Midnight – Typography

Midnight (Paramont Pictures, 1939) is a remarkable movie on many fronts. First, its cast which includes Claudet Colbert, Don Ameche, John Barrymore, Mary Astor, Hedda Hopper, Monty Woolley and more whose names are not as familiar, but whose faces abide (for instance the delicious Rex O’Malley!). Next, there is the pedigree screenwriting team of Charles Brackett and Billy Wilder, the director Michell Leisen, also responsible for the comic Easy Living and the stunning costume designs of Irene.

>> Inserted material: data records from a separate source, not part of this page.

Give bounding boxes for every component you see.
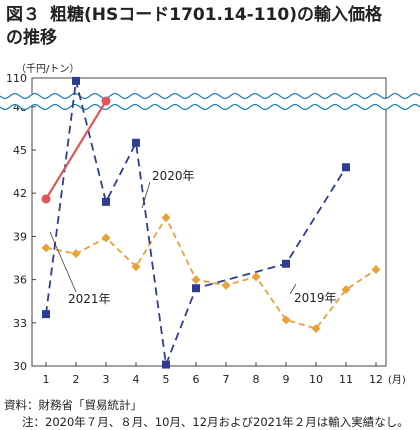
- series-2019-point: [311, 324, 321, 334]
- series-2021-label: 2021年: [68, 292, 111, 306]
- series-2019-line: [45, 215, 377, 330]
- y-tick-label: 33: [13, 317, 27, 330]
- x-tick-label: 6: [193, 373, 200, 386]
- series-2019-point: [161, 213, 171, 223]
- x-tick-label: 8: [253, 373, 260, 386]
- y-tick-label: 42: [13, 187, 27, 200]
- series-2019-point: [41, 243, 51, 253]
- series-2019-point: [281, 315, 291, 325]
- x-tick-label: 11: [339, 373, 353, 386]
- series-2019-point: [131, 262, 141, 272]
- x-tick-label: 5: [163, 373, 170, 386]
- series-2019-point: [251, 272, 261, 282]
- series-2019-point: [221, 280, 231, 290]
- series-2020-point: [132, 138, 140, 147]
- x-tick-label: 7: [223, 373, 230, 386]
- series-2019-point: [71, 249, 81, 259]
- y-tick-label: 36: [13, 274, 27, 287]
- x-tick-label: 2: [73, 373, 80, 386]
- chart-title: 図３ 粗糖(HSコード1701.14-110)の輸入価格 の推移: [6, 4, 414, 50]
- label-2020-leader: [141, 181, 151, 209]
- series-2019-label: 2019年: [294, 291, 337, 305]
- label-2021-leader: [49, 231, 77, 293]
- y-tick-label: 30: [13, 360, 27, 373]
- title-line1: 粗糖(HSコード1701.14-110)の輸入価格: [50, 5, 382, 25]
- x-tick-label: 12: [369, 373, 383, 386]
- axis-break-band: [0, 93, 420, 110]
- series-2021-line: [45, 100, 107, 200]
- series-2020-point: [72, 76, 80, 85]
- axis-break-line-top: [0, 93, 420, 99]
- series-2019-point: [191, 275, 201, 285]
- x-axis-unit: (月): [388, 374, 406, 386]
- series-2020-point: [192, 284, 200, 293]
- series-2020-point: [282, 259, 290, 268]
- source-note: 資料：財務省「貿易統計」: [4, 398, 142, 412]
- series-2020-point: [42, 310, 50, 319]
- x-tick-label: 9: [283, 373, 290, 386]
- series-2020-point: [162, 360, 170, 369]
- x-tick-label: 4: [133, 373, 140, 386]
- footnote: 注：2020年７月、８月、10月、12月および2021年２月は輸入実績なし。: [22, 415, 409, 429]
- series-2021-point: [101, 96, 111, 106]
- y-tick-label: 39: [13, 230, 27, 243]
- series-2021-point: [41, 194, 51, 204]
- series-2019-point: [101, 233, 111, 243]
- series-2020-point: [102, 197, 110, 206]
- y-axis-unit: （千円/トン）: [16, 64, 80, 75]
- x-tick-label: 3: [103, 373, 110, 386]
- y-tick-label: 110: [6, 72, 27, 85]
- x-tick-label: 1: [43, 373, 50, 386]
- series-2020-point: [342, 163, 350, 172]
- series-2019-point: [371, 265, 381, 275]
- series-2020-label: 2020年: [152, 169, 195, 183]
- y-tick-label: 45: [13, 144, 27, 157]
- plot-frame: [31, 77, 387, 367]
- figure-number: 図３: [6, 5, 40, 25]
- series-2019-point: [341, 285, 351, 295]
- x-tick-label: 10: [309, 373, 323, 386]
- title-line2: の推移: [6, 28, 57, 48]
- label-2019-leader: [289, 283, 297, 295]
- axis-break-line-bottom: [0, 104, 420, 110]
- series-2020-line: [45, 80, 347, 369]
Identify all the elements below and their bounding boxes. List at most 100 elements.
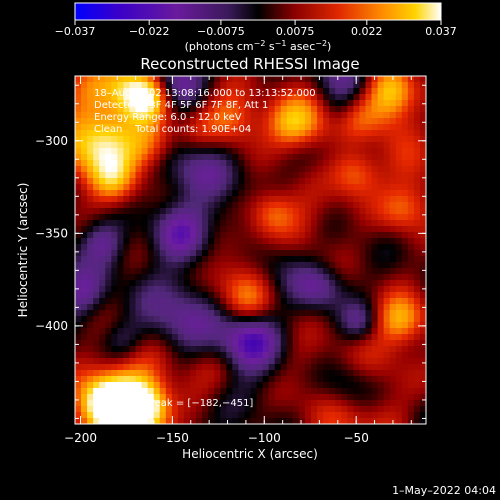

My first impulse was to post about the fashion of the film and still I still intend to do so. But, as I started to study further my initial seduction gave way to my long standing love of typography. So many fonts choices were made in this film it is a bit boggling; five different styles alone for the opening credits. The treatment of the film title is gorgeous with its open face cursive script for Midnight. It continues with the open face type treatment for the cast credits, but here a far more proper application. Perhaps my favorite is the “E” used for Leisen, the way is connects first the the capital “L”, but then leads the way unattached at the end. Paris, itself comes alive with its signage and all in this delightful comedy light up.

I want to thank Charlene Matthews for this recommendation. We swap films and other cultural aesthetics. She is a great Hollywood resource and book binder extraordinaire.